Conditional Time Series Forecasting with Convolutional Neural Networks
(Borovykh, Bohte, and Oosterlee, 2017) on arXiv
Convolutional networks are nice for sequence prediction, because the computations can be parallelized, unlike in recurrent networks. (I’ve previously given a cutesy demo of how the convolutional filter slides over the input.) Evidently these can be used for time series forecasting, and it looks a lot like neural language modeling.
Their task is to predict the next value in a time series, conditioned on its predecessors. This is identical to language modeling, except that the domain is continuous (real numbers) instead of discrete (some vocabulary of words). It’s a simple enough architectural change: replace the softmax layer at the end (which returns a probability distribution) with a great big nothing. Just train the raw values to predict your real-valued result.
No, that’s not the big architectural improvement. The cleverness comes from dilated convolutions: convolutions on convolutions on convolutions, so longer-term dependencies can be captured. All this is doable with very few parameters—you reuse the convolutional kernel.
You can also predict arbitrarily far into the future, but your errors will propagate: feed the output of your network back in until you’ve stepped far enough forward to predict at the time of interest.

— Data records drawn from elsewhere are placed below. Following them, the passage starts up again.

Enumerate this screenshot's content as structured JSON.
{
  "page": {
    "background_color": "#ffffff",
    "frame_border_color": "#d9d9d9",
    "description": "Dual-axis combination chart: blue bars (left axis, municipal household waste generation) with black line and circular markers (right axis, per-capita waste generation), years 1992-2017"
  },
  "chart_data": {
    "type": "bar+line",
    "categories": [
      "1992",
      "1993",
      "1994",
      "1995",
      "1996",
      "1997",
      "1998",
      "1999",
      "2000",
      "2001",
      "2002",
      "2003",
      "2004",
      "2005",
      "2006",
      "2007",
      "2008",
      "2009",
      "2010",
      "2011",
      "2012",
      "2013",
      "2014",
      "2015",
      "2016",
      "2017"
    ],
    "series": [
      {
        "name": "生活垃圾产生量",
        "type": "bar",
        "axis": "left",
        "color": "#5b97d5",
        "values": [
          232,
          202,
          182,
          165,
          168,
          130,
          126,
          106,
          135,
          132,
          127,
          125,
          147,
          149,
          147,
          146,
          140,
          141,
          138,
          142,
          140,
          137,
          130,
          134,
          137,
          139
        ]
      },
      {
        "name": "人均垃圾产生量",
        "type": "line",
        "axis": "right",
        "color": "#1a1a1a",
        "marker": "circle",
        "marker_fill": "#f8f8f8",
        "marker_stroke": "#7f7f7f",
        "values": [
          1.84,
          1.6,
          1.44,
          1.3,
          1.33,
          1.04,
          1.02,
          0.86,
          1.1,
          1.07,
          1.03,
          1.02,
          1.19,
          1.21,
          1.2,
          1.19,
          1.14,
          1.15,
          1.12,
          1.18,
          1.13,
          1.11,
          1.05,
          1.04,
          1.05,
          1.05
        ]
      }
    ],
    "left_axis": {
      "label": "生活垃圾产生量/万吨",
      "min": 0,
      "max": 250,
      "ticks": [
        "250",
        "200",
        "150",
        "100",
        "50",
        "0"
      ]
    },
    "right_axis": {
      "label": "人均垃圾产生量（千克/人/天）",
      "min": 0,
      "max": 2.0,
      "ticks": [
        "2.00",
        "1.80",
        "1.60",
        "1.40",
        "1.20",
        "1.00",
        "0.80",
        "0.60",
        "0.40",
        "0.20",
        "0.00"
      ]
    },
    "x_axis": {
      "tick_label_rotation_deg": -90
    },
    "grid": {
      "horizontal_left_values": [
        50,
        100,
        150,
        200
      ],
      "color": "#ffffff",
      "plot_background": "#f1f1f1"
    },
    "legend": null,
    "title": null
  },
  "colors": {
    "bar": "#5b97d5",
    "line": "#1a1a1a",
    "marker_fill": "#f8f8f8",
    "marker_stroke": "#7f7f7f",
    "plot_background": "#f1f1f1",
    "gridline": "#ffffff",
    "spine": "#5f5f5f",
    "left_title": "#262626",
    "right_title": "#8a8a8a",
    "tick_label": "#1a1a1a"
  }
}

The author strain to minimize mean absolute error, and they employ an L2 penalty on the weights as regularization. They use ReLU as their nonlinearity. They also use highway connections to feed values up to higher layers in the network. The justification is that if the correct mapping to learn is close to the identity function, you waste effort and may not even find it without these connections.
They compare their model to an LSTM, but I have the sinking suspicion that the LSTM has fewer parameters, so it’s bound to be less expressive. Still, their model has the lowest squared error consistently, giving the other models a run for their money.